Saussure gained enormous cred-clout due to the fact that he did not publish his own work.  His key text Course in General Linguistics-1916, was assembled from his notes and published after his death by admiring colleagues and students.  Almost as powerful as Mendel’s modest and explosively fortuitous entry into the canon of 20th century thought. Blowing one’s own horn is usually counterproductive to sustained reputation though good for buzz-factor during one’s lifetime. See: Mailer, Chomsky, Dawkins, Pinker. The quality of one’s idea is always in inverse proportion to the amount energy it takes to keep it in the public eye - see global toxins Coca Cola or Kardashians.

Snarky Aside - apropos of little:  4 Steps to scientific-academic prominence:

  1. Steal a core idea from an obscure, diligent, brilliant precursor or colleague.
  2. Invent your MOHARE’ ( MissOuri HAnd-REading) self-contained, self referential system of signs, symbols, definitions, relational strategies, connections, interpretations, diagrams, orientations with which to reinterpret the world or one’s operative paradigm - always flexible by founder and insider cultists, acolytes, disciples, Kool-Aid drinkers.
  3. Much Squid Wrestling ( see: Johnny Depp as Ed Wood wrestle the giant rubber squid in a battle of “life or death” in “Creature From Below”. One must assemble a group of squid/straw men and wrestle them to the mat using one’s MOHARE’.  Leading authorities, theorists are the first to go down, professional colleagues next in line, then all dissenters burned at the stake.
  4. Jargon Juggling: self explanatory. Always important to invent some of your own jargon as you pretend to shed light on muddy ideas, unproven assertions, baloney.

The very interesting fallout from all of this legerdemain is that it inspires an enormous amount of  genuine thought and research so one must not disparage these purveyors of perplexity as they are important contributors.
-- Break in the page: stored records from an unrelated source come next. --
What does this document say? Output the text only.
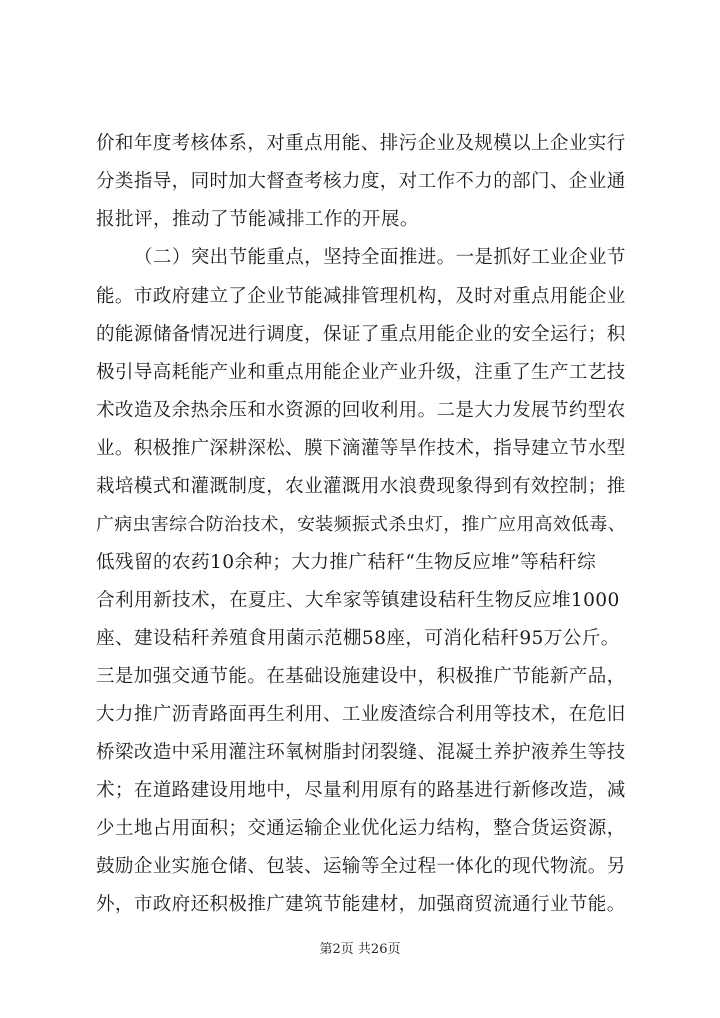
价和年度考核体系，对重点用能、排污企业及规模以上企业实行
分类指导，同时加大督查考核力度，对工作不力的部门、企业通
报批评，推动了节能减排工作的开展。
（二）突出节能重点，坚持全面推进。一是抓好工业企业节
能。市政府建立了企业节能减排管理机构，及时对重点用能企业
的能源储备情况进行调度，保证了重点用能企业的安全运行；积
极引导高耗能产业和重点用能企业产业升级，注重了生产工艺技
术改造及余热余压和水资源的回收利用。二是大力发展节约型农
业。积极推广深耕深松、膜下滴灌等旱作技术，指导建立节水型
栽培模式和灌溉制度，农业灌溉用水浪费现象得到有效控制；推
广病虫害综合防治技术，安装频振式杀虫灯，推广应用高效低毒、
低残留的农药10余种；大力推广秸秆“生物反应堆”等秸秆综
合利用新技术，在夏庄、大牟家等镇建设秸秆生物反应堆1000
座、建设秸秆养殖食用菌示范棚58座，可消化秸秆95万公斤。
三是加强交通节能。在基础设施建设中，积极推广节能新产品，
大力推广沥青路面再生利用、工业废渣综合利用等技术，在危旧
桥梁改造中采用灌注环氧树脂封闭裂缝、混凝土养护液养生等技
术；在道路建设用地中，尽量利用原有的路基进行新修改造，减
少土地占用面积；交通运输企业优化运力结构，整合货运资源，
鼓励企业实施仓储、包装、运输等全过程一体化的现代物流。另
外，市政府还积极推广建筑节能建材，加强商贸流通行业节能。
第2页 共26页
Even if 90% wrong, they inspire intelligent opposition, they get conversations started.  these people are scientific firestarters if nothing else and for this we give them pre-eminence.   If those foundational ideas were not stolen they would have remained as obscure.

In his iconic book The Savage Mind Levi-Strauss wrestles a squid every few pages to exhibit his willingness to take on all-comers with his bold analytical, ahistorical,  interpretation-application of the grand Saussure’s structuralism. Structuralism  means that people are born with a slate in place that has the rudimentary patterns for grammar, for sign-making,  language acquisition, tendency to totemize, make-myth, socialize, tribalize, create dualities of everything sensed i.e. there is a structure in place at birth - Structuralist believe.

Saussure’s MOHARE’:  “Signified-Signifier-Sign   It opened many a 20th century door to excellent effect.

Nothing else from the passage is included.